A subgroup of over-50 HIV and AIDS patients are those who only recently contracted the virus or developed the disease. Researchers point to increasing sexual activity among seniors, less knowledge about or adherence to safe sex practices among that age group, and a greater reluctance by doctors and other health professionals to encourage seniors to get tested.

A survey of seniors 55 and older in Eastern Riverside County released last month [July] by the Health Assessment Resource Center found that half said they’d been sexually active in the past 12 months while just four percent of those said they had discussed sexually transmitted diseases and safe sex with their doctor. One-third of the seniors between the ages of 55 and 64, and 20 percent of those between 65 and 74, said they’d been tested for HIV, the study found.

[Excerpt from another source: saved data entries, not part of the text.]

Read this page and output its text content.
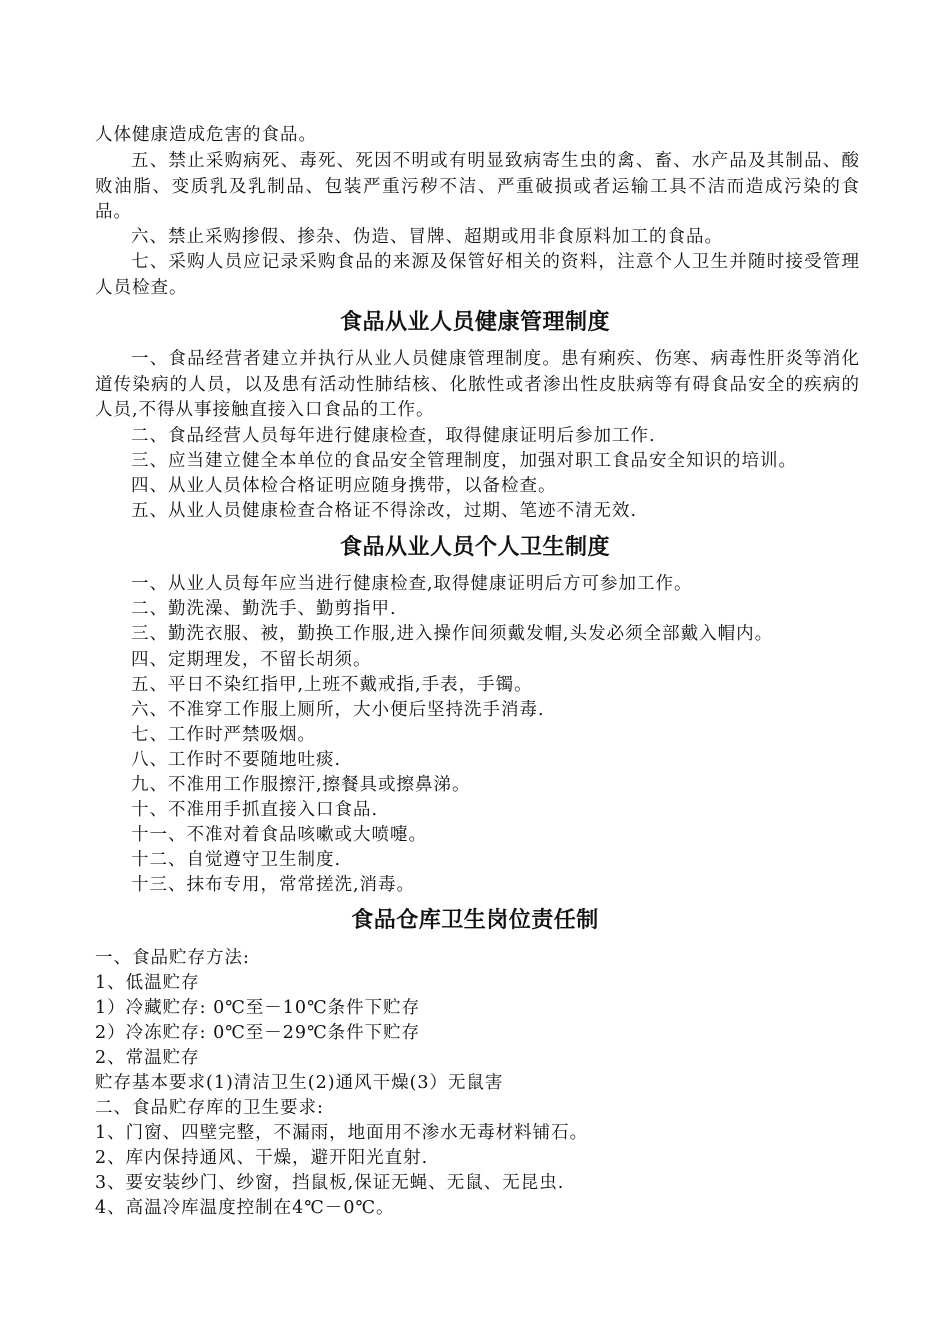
人体健康造成危害的食品。

五、禁止采购病死、毒死、死因不明或有明显致病寄生虫的禽、畜、水产品及其制品、酸败油脂、变质乳及乳制品、包装严重污秽不洁、严重破损或者运输工具不洁而造成污染的食品。

六、禁止采购掺假、掺杂、伪造、冒牌、超期或用非食原料加工的食品。

七、采购人员应记录采购食品的来源及保管好相关的资料，注意个人卫生并随时接受管理人员检查。

食品从业人员健康管理制度

一、食品经营者建立并执行从业人员健康管理制度。患有痢疾、伤寒、病毒性肝炎等消化道传染病的人员，以及患有活动性肺结核、化脓性或者渗出性皮肤病等有碍食品安全的疾病的人员,不得从事接触直接入口食品的工作。

二、食品经营人员每年进行健康检查，取得健康证明后参加工作.

三、应当建立健全本单位的食品安全管理制度，加强对职工食品安全知识的培训。

四、从业人员体检合格证明应随身携带，以备检查。

五、从业人员健康检查合格证不得涂改，过期、笔迹不清无效.

食品从业人员个人卫生制度

一、从业人员每年应当进行健康检查,取得健康证明后方可参加工作。

二、勤洗澡、勤洗手、勤剪指甲.

三、勤洗衣服、被，勤换工作服,进入操作间须戴发帽,头发必须全部戴入帽内。

四、定期理发，不留长胡须。

五、平日不染红指甲,上班不戴戒指,手表，手镯。

六、不准穿工作服上厕所，大小便后坚持洗手消毒.

七、工作时严禁吸烟。

八、工作时不要随地吐痰.

九、不准用工作服擦汗,擦餐具或擦鼻涕。

十、不准用手抓直接入口食品.

十一、不准对着食品咳嗽或大喷嚏。

十二、自觉遵守卫生制度.

十三、抹布专用，常常搓洗,消毒。

食品仓库卫生岗位责任制

一、食品贮存方法:

1、低温贮存

1）冷藏贮存: 0℃至－10℃条件下贮存

2）冷冻贮存: 0℃至－29℃条件下贮存

2、常温贮存

贮存基本要求(1)清洁卫生(2)通风干燥(3）无鼠害

二、食品贮存库的卫生要求:

1、门窗、四壁完整，不漏雨，地面用不渗水无毒材料铺石。

2、库内保持通风、干燥，避开阳光直射.

3、要安装纱门、纱窗，挡鼠板,保证无蝇、无鼠、无昆虫.

4、高温冷库温度控制在4℃－0℃。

Mills said some of his older male HIV patients contend they are “fatigued” with safe sex, particularly when using a condom becomes more difficult as age inevitably lessens their sexual abilities.

“And then there’s also just a sense that, ‘Gosh, I’m 55 years old, I probably have another 10, 15 years of active sex life, maybe. If I get HIV now, there are good medications. It’s not going to make that much difference,’” Mills added. “So there’s a lot of rationalizing that goes behind the older patient who suddenly opts to forego the condoms that he’s used for all these years, and acquiesces to accepting that he’s going to become positive. But I see it happen all the time.”